Paul Hanley’s “Eleven.” Paul Hanley’s Web Talk was based on his book Eleven and served as an introduction to a Wilmette Institute course he was offering: “Sustaining 11 Billion People: Challenges for an Ever-Advancing Civilization.” But the talk, studded with references to scientists and scholars and the Bahá’í writings, illustrated with innovative, colorful, and heart-stopping photographs and charts, and including two short videos, is essential listening for anyone who has tried to understand and talk about how our planet will survive to the end of this century with the many problems it is facing and enduring.
Paul began with two propositions that address Bahá’u’lláh’s admonition to humankind to “carry forward an ever-advancing civilization”: Proposition 1—Uniting the planet will heal the planet (the ecosystem that is a reflection of the current human condition); Proposition 2—Healing the planet will unite humanity. Then he discussed the driving forces behind integration and disintegration, quoting ‘Abdu’l-Bahá and Shoghi Effendi about the reality of human beings being their thought and the outer world’s being a reflection of our inner selves and vice versa.

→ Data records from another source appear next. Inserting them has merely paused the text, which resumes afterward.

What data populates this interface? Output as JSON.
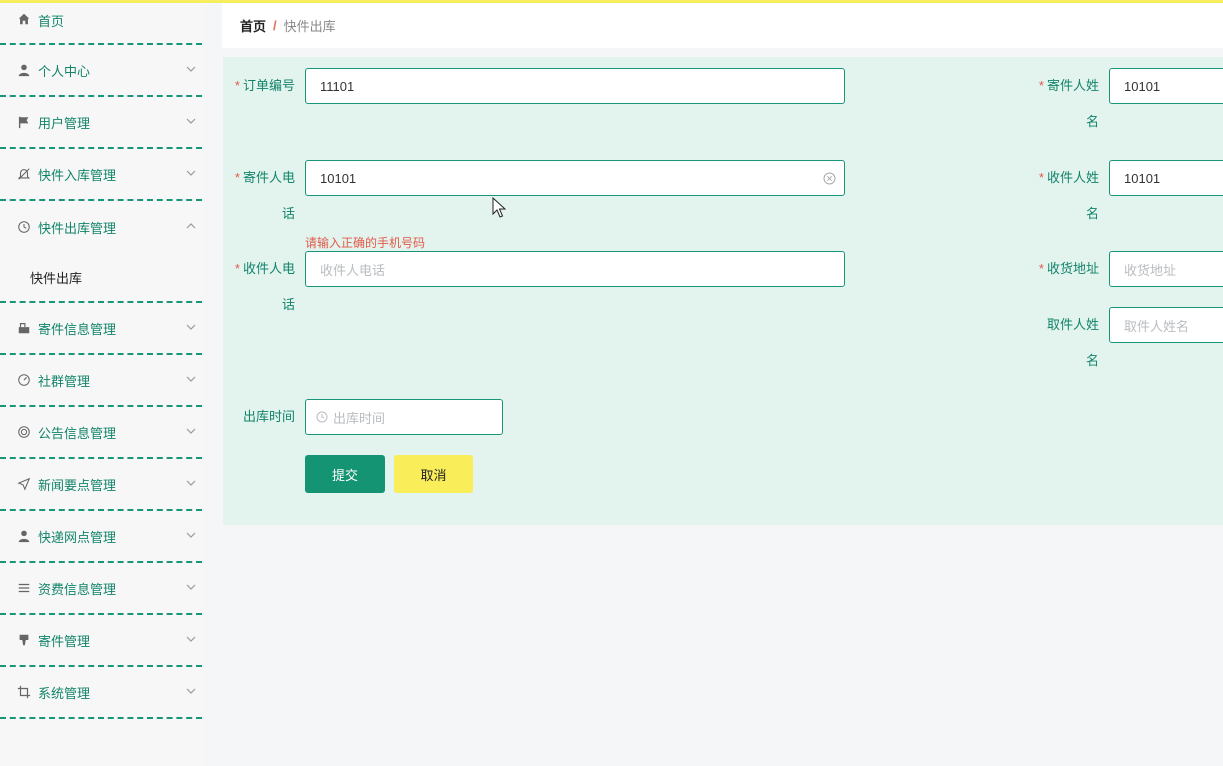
{
  "sidebar": {
    "items": [
      {
        "label": "首页",
        "icon": "home-icon"
      },
      {
        "label": "个人中心",
        "icon": "user-icon"
      },
      {
        "label": "用户管理",
        "icon": "flag-icon"
      },
      {
        "label": "快件入库管理",
        "icon": "bell-off-icon"
      },
      {
        "label": "快件出库管理",
        "icon": "clock-icon"
      },
      {
        "label": "寄件信息管理",
        "icon": "box-icon"
      },
      {
        "label": "社群管理",
        "icon": "gauge-icon"
      },
      {
        "label": "公告信息管理",
        "icon": "target-icon"
      },
      {
        "label": "新闻要点管理",
        "icon": "send-icon"
      },
      {
        "label": "快递网点管理",
        "icon": "user-icon"
      },
      {
        "label": "资费信息管理",
        "icon": "list-icon"
      },
      {
        "label": "寄件管理",
        "icon": "brush-icon"
      },
      {
        "label": "系统管理",
        "icon": "crop-icon"
      }
    ],
    "submenu_label": "快件出库"
  },
  "breadcrumb": {
    "home": "首页",
    "separator": "/",
    "current": "快件出库"
  },
  "form": {
    "required_mark": "*",
    "order_no": {
      "label": "订单编号",
      "value": "11101"
    },
    "sender_name": {
      "label_line1": "寄件人姓",
      "label_line2": "名",
      "value": "10101"
    },
    "sender_phone": {
      "label_line1": "寄件人电",
      "label_line2": "话",
      "value": "10101",
      "error": "请输入正确的手机号码"
    },
    "receiver_name": {
      "label_line1": "收件人姓",
      "label_line2": "名",
      "value": "10101"
    },
    "receiver_phone": {
      "label_line1": "收件人电",
      "label_line2": "话",
      "placeholder": "收件人电话"
    },
    "address": {
      "label": "收货地址",
      "placeholder": "收货地址"
    },
    "picker_name": {
      "label_line1": "取件人姓",
      "label_line2": "名",
      "placeholder": "取件人姓名"
    },
    "out_time": {
      "label": "出库时间",
      "placeholder": "出库时间"
    },
    "submit_label": "提交",
    "cancel_label": "取消"
  },
  "colors": {
    "accent": "#149472",
    "label": "#12846a",
    "error": "#e25b4a",
    "cancel": "#f9ee5a",
    "panel": "#e3f3ee"
  }
}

The state of the earth’s permanent emergencies (typified by fires and floods) took up the next section of Paul’s talk, together with the Great Acceleration that began in the 1950s, when growth and pollution skyrocketed, bringing 12,000 malls to North America, 25 billion livestock, 1.7 billion buildings to heat, cool, and light, and the need for 35 billion barrels of oil per year. Right now we are overshooting the earth’s capacity by 60 percent, meaning that we need 1.6 earths to sustain us. By the end of the century we will need 5 earths.

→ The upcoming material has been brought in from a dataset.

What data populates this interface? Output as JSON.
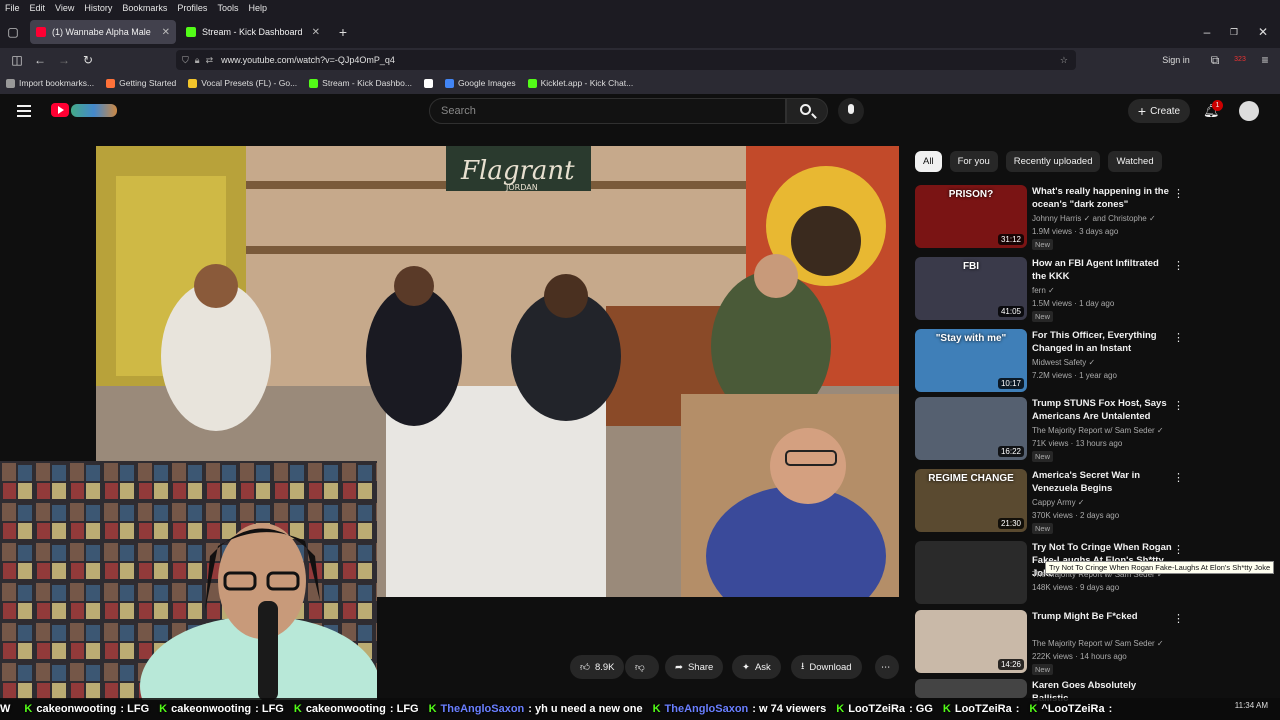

Although the risks are many, Paul says, there is room for hope. Taking the panarchy theory of stages through which forests go (growth, conservation, release, reorganization) and applying it to human society, we are due for an enormous pulse of transformation during which we need to respond with diverse adventures in living (action, reflection, and so on). Since political changes do not work very well, we need transformation on an unprecedented scale—a new culture, a new agricultural culture, a new race of human beings, an ethical revolution. We need to release dollars by flipping our needs from the materialistic to the transcendent and constructive. A Great Deceleration would avoid pollution, transform food and agriculture, utilize agro-ecology of small farms, carbon farming, restoring the ecosphere, restoring degraded land about the size of the African continent. Such a transformation requires our reading reality correctly, developing unity of thought, balancing the material and spiritual, developing the capacity for service, becoming action oriented, and being systematic worldwide. Paul used many examples throughout his talk to illustrate what is already being done and what can be used more widely.

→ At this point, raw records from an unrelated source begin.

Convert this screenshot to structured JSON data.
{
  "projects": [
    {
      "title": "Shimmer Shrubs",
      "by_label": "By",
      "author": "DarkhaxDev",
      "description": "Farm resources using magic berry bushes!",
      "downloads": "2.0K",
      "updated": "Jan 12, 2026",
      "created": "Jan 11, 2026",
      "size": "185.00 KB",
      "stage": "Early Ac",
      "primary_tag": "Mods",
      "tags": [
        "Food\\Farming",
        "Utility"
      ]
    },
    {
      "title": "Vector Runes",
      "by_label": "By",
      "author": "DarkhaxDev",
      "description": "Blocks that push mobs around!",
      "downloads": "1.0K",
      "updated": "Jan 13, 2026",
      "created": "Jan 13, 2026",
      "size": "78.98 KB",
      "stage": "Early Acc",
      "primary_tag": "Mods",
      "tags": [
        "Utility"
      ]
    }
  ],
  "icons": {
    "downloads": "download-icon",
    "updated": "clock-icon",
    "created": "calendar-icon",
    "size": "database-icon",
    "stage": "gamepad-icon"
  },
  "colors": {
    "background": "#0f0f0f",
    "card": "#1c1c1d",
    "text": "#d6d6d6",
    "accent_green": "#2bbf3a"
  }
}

Paul ended his talk almost where he began. (1) Human unity is a prerequisite for reintegrating the ecosphere. (2) Changing our inner world and relationships also change the outer world. (3) Healing the planet will help unite humankind. Watch the video yourself, or gather your family to watch it, or bring a group of friends together. The conversations that emerge are bound to be interesting, and the actions you take will contribute to decreasing the size of your ecological footprint.